The prognosis for children with recurrent CD20+ non-Hodgkin's lymphoma is dismal. A radiolabeled anti-CD20 antibody, 90yttrium-ibritumomab-tiuxetan (90Y-IT), is Food and Drug Administration approved for adults with recurrent indolent CD20+ B cell-non-Hodgkin's lymphoma. There is no data on the safety and feasibility of 90Y-IT in refractory childhood CD20+ lymphoma.

Children and adolescents with refractory/relapsed CD20+ lymphoma were eligible for this phase I radioimmunotherapy study. Patients (n=5) received rituximab (250 mg/m2 i.v.) on days 0 and 7 and indium-111 ibritumomab-tiuxetan (5 mCi i.v.) on day 0. Dosimetry studies were done on days 0, 1, 3, and 6. Immediately after rituximab on day 7, patients received 90Y-IT if dosimetry studies showed<2000 cGy exposure to all solid organs and<300 cGy to marrow, as well as 0.4 mCi/kg in patients with good marrow reserve (n=3) and 0.1 mCi/kg in patients with poor marrow reserve (after bone marrow transplant; n=2).

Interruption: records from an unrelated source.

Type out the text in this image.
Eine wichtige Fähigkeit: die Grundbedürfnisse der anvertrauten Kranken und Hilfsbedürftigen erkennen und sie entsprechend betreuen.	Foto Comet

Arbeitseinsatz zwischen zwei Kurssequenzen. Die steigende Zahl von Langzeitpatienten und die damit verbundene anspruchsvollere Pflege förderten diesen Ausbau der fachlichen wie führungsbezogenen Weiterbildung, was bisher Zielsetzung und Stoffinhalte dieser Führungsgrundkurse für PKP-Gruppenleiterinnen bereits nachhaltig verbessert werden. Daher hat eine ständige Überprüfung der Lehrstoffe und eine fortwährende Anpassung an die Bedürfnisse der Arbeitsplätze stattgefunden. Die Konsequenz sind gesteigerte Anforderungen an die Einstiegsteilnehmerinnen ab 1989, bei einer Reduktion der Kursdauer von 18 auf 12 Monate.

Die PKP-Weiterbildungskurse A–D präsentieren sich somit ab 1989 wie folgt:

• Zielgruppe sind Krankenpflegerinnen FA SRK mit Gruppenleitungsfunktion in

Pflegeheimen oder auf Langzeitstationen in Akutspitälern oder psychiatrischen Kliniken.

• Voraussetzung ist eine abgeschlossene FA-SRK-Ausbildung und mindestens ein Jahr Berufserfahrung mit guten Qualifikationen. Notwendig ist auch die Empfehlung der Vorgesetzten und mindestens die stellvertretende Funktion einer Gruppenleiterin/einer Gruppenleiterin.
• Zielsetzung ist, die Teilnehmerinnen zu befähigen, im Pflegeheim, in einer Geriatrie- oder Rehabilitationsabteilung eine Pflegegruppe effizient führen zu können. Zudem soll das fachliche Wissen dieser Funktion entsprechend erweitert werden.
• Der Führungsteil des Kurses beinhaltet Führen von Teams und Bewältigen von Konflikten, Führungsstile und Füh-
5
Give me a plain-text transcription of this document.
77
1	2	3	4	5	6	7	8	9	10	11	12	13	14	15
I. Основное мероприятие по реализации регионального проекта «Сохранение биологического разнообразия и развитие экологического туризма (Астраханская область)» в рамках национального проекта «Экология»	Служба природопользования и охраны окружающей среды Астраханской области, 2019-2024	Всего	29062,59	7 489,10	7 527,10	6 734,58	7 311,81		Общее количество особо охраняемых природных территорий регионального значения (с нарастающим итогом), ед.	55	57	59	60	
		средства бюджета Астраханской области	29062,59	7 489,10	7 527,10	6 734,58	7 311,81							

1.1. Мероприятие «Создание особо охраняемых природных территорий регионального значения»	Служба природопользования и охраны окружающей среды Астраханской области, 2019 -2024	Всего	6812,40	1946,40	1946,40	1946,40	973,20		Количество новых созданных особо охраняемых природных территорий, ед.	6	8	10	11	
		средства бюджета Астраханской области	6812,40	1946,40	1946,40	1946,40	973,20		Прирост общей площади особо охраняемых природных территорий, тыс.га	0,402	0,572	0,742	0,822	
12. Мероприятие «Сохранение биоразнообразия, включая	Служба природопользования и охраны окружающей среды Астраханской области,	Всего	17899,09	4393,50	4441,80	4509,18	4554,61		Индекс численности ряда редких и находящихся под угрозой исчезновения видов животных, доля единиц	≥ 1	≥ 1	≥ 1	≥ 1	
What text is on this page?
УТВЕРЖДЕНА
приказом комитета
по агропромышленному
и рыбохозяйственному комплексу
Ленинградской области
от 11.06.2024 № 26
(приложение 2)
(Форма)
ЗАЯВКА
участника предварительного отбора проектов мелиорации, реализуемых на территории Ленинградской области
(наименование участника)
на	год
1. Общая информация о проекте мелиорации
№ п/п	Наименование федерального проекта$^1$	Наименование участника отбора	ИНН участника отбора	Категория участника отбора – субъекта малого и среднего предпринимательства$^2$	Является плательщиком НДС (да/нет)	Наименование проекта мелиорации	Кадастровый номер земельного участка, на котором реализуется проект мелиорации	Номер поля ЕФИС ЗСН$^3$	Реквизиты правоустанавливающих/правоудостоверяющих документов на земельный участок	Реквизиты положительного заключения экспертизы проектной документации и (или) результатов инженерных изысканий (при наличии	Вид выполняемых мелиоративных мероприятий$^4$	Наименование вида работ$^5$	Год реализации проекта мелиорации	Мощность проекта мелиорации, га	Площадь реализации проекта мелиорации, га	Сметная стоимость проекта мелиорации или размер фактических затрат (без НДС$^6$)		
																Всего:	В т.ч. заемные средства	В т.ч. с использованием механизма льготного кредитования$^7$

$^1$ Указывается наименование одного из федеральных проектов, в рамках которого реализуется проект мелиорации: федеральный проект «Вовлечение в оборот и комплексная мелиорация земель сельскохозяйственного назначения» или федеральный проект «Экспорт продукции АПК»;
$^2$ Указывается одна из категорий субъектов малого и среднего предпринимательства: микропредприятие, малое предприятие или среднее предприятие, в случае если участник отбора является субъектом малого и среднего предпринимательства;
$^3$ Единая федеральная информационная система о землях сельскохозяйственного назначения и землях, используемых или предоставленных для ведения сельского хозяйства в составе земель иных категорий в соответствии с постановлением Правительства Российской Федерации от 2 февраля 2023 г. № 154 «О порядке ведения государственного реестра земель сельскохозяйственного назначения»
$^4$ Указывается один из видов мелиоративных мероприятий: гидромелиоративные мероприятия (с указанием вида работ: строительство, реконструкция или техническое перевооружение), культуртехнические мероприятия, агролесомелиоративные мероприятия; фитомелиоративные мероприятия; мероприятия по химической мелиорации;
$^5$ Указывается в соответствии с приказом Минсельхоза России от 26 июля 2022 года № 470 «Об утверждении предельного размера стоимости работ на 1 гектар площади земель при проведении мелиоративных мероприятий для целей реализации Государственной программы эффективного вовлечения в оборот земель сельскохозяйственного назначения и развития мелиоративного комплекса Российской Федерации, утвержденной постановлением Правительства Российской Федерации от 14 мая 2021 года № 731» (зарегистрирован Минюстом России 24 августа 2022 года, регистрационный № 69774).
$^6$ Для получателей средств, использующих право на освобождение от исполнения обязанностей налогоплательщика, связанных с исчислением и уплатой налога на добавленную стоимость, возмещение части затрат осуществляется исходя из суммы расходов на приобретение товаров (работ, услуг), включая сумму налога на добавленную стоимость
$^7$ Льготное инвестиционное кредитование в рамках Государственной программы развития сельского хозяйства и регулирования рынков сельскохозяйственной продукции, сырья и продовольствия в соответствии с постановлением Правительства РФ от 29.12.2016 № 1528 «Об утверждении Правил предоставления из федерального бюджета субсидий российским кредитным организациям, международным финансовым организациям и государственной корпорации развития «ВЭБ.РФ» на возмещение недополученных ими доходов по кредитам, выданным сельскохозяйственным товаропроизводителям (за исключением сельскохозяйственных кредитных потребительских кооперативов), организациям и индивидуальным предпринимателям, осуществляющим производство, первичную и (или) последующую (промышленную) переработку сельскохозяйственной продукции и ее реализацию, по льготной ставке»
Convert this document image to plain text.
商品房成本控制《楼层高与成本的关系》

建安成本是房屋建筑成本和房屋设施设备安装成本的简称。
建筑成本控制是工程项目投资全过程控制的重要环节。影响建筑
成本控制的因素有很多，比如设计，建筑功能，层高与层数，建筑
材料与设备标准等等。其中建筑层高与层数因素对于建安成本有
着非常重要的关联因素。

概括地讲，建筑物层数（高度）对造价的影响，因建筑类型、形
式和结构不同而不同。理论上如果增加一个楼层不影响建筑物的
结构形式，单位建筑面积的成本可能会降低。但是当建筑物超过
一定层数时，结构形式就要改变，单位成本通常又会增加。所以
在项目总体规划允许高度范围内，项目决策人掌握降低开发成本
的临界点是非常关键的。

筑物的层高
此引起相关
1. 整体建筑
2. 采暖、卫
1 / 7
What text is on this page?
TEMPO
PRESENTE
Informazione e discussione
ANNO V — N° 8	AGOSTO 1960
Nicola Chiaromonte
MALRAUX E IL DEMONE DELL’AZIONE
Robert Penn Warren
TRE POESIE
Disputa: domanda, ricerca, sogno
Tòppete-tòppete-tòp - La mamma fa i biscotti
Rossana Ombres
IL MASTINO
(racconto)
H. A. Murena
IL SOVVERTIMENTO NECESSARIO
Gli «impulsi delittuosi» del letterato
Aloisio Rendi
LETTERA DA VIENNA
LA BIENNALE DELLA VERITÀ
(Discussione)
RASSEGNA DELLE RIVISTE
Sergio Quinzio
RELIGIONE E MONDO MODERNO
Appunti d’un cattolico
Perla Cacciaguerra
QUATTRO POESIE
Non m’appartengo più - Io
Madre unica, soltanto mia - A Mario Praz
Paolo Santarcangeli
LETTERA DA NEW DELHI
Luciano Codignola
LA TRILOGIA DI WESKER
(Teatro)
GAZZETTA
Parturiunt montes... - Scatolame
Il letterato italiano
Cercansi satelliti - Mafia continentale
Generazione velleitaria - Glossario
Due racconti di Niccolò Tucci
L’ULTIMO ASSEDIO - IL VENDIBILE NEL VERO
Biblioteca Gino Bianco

No patients experienced nonhematologic or hematologic dose-limiting toxicity. Human antimurine antibody/human antichimeric antibody incidence was 0%. One patient experienced grade II infusion-related chills associated with rituximab. The following are the means of organ radiation exposure (cGy): kidneys 341 (112-515), liver 345 (83-798), lungs 309 (155-519), marrow 46 (20-78), spleen 565 (161-816), and total body 42 (14-68).

Based on these findings, an expanded investigator-initiated limited institutional phase II study has been designed to further evaluate the safety, tolerability, and response rate with 90Y-IT dose stratification based on marrow reserve.